We do not investigate individual complaints. But the financial firms we regulate must have a procedure in place for resolving disputes with their customers and respond to you within set deadlines.
To make the process easier, follow these four steps to making a complaint:
If you have a complaint, it is best to first ask the firm involved to put things right.
Contact the firm involved as soon as possible. It is usually best to write to them so you have a record of what you say.
Financial firms we regulate must respond to your complaint in writing within eight weeks, telling you whether the complaint has been successful or why they need more time to look into it.
Firms are also required to respond in writing just to let you know they have received your complaint, so be sure you have a final response or it has been eight weeks since you complained before you contact the Financial Ombudsman Service (FOS), as in Step 3.
There are many companies that offer to complain on your behalf, usually known as claim handlers, claims firms or claims management companies (CMCs).
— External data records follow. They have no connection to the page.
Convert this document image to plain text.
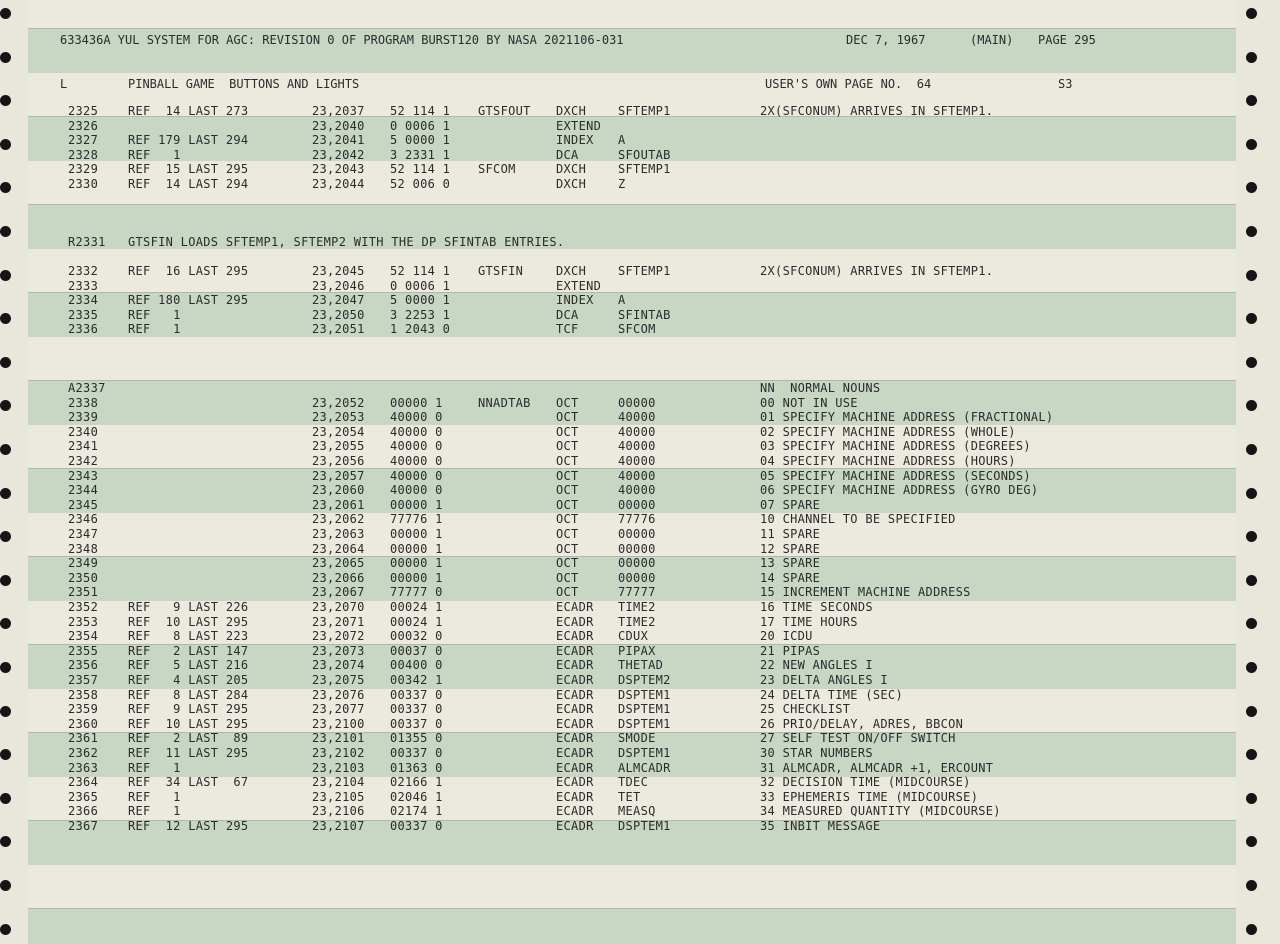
633436A YUL SYSTEM FOR AGC: REVISION 0 OF PROGRAM BURST120 BY NASA 2021106-031	DEC 7, 1967	(MAIN) PAGE 295
L	PINBALL GAME  BUTTONS AND LIGHTS	USER'S OWN PAGE NO.  64	S3
2325 REF  14 LAST 273	23,2037 52 114 1 GTSFOUT DXCH	SFTEMP1	2X(SFCONUM) ARRIVES IN SFTEMP1.
2326	23,2040 0 0006 1	EXTEND
2327 REF 179 LAST 294	23,2041 5 0000 1	INDEX A
2328 REF   1	23,2042 3 2331 1	DCA	SFOUTAB
2329 REF  15 LAST 295	23,2043 52 114 1 SFCOM	DXCH	SFTEMP1
2330 REF  14 LAST 294	23,2044 52 006 0	DXCH	Z
R2331 GTSFIN LOADS SFTEMP1, SFTEMP2 WITH THE DP SFINTAB ENTRIES.
2332 REF  16 LAST 295	23,2045 52 114 1 GTSFIN	DXCH	SFTEMP1	2X(SFCONUM) ARRIVES IN SFTEMP1.
2333	23,2046 0 0006 1	EXTEND
2334 REF 180 LAST 295	23,2047 5 0000 1	INDEX A
2335 REF   1	23,2050 3 2253 1	DCA	SFINTAB
2336 REF   1	23,2051 1 2043 0	TCF	SFCOM
A2337	NN  NORMAL NOUNS
2338	23,2052 00000 1	NNADTAB OCT	00000	00 NOT IN USE
2339	23,2053 40000 0	OCT	40000	01 SPECIFY MACHINE ADDRESS (FRACTIONAL)
2340	23,2054 40000 0	OCT	40000	02 SPECIFY MACHINE ADDRESS (WHOLE)
2341	23,2055 40000 0	OCT	40000	03 SPECIFY MACHINE ADDRESS (DEGREES)
2342	23,2056 40000 0	OCT	40000	04 SPECIFY MACHINE ADDRESS (HOURS)
2343	23,2057 40000 0	OCT	40000	05 SPECIFY MACHINE ADDRESS (SECONDS)
2344	23,2060 40000 0	OCT	40000	06 SPECIFY MACHINE ADDRESS (GYRO DEG)
2345	23,2061 00000 1	OCT	00000	07 SPARE
2346	23,2062 77776 1	OCT	77776	10 CHANNEL TO BE SPECIFIED
2347	23,2063 00000 1	OCT	00000	11 SPARE
2348	23,2064 00000 1	OCT	00000	12 SPARE
2349	23,2065 00000 1	OCT	00000	13 SPARE
2350	23,2066 00000 1	OCT	00000	14 SPARE
2351	23,2067 77777 0	OCT	77777	15 INCREMENT MACHINE ADDRESS
2352 REF   9 LAST 226	23,2070 00024 1	ECADR TIME2	16 TIME SECONDS
2353 REF  10 LAST 295	23,2071 00024 1	ECADR TIME2	17 TIME HOURS
2354 REF   8 LAST 223	23,2072 00032 0	ECADR CDUX	20 ICDU
2355 REF   2 LAST 147	23,2073 00037 0	ECADR PIPAX	21 PIPAS
2356 REF   5 LAST 216	23,2074 00400 0	ECADR THETAD	22 NEW ANGLES I
2357 REF   4 LAST 205	23,2075 00342 1	ECADR DSPTEM2	23 DELTA ANGLES I
2358 REF   8 LAST 284	23,2076 00337 0	ECADR DSPTEM1	24 DELTA TIME (SEC)
2359 REF   9 LAST 295	23,2077 00337 0	ECADR DSPTEM1	25 CHECKLIST
2360 REF  10 LAST 295	23,2100 00337 0	ECADR DSPTEM1	26 PRIO/DELAY, ADRES, BBCON
2361 REF   2 LAST  89	23,2101 01355 0	ECADR SMODE	27 SELF TEST ON/OFF SWITCH
2362 REF  11 LAST 295	23,2102 00337 0	ECADR DSPTEM1	30 STAR NUMBERS
2363 REF   1	23,2103 01363 0	ECADR ALMCADR	31 ALMCADR, ALMCADR +1, ERCOUNT
2364 REF  34 LAST  67	23,2104 02166 1	ECADR TDEC	32 DECISION TIME (MIDCOURSE)
2365 REF   1	23,2105 02046 1	ECADR TET	33 EPHEMERIS TIME (MIDCOURSE)
2366 REF   1	23,2106 02174 1	ECADR MEASQ	34 MEASURED QUANTITY (MIDCOURSE)
2367 REF  12 LAST 295	23,2107 00337 0	ECADR DSPTEM1	35 INBIT MESSAGE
But making a complaint to a firm or the Financial Ombudsman Service (FOS) is a free, simple process you can do yourself. You can get free help from the FOS, or organisations like the Pensions Advisory Service, if you need it.
If you do decide to use a claim handler you should carefully consider whether to pay an upfront fee before your complaint is submitted, as there is no guarantee it will be successful and you could be left out of pocket.
While the ‘no win, no fee’ approach often advertised might be more appealing than paying money up front, it can mean paying as much as 30% of a refund or compensation to a claim handler.
If you are not happy with the firm’s response, they reject your complaint or you do not hear from them within eight weeks, the Financial Ombudsman Service (FOS) may be able to help you.
The FOS is a free, independent service for settling disputes between financial services firms and their customers. It can deal with complaints about a wide range of financial matters – from pet insurance to stocks and shares.
The FOS will ask the financial firm to explain what they think happened and then decide whether to uphold your complaint.
It is important you contact the FOS within six months of receiving a final response from the firm, or the FOS may not be able to deal with your complaint.
If you do not want to accept a decision by the Financial Ombudsman Service (FOS) and you have not used an independent complaints scheme, as a last resort you may be able to take your case to court.
You would usually start civil legal action in the county courts or High Court (in England, Wales and Northern Ireland), depending on the circumstances of the case. In Scotland, most small claims are started in the Sheriff Courts.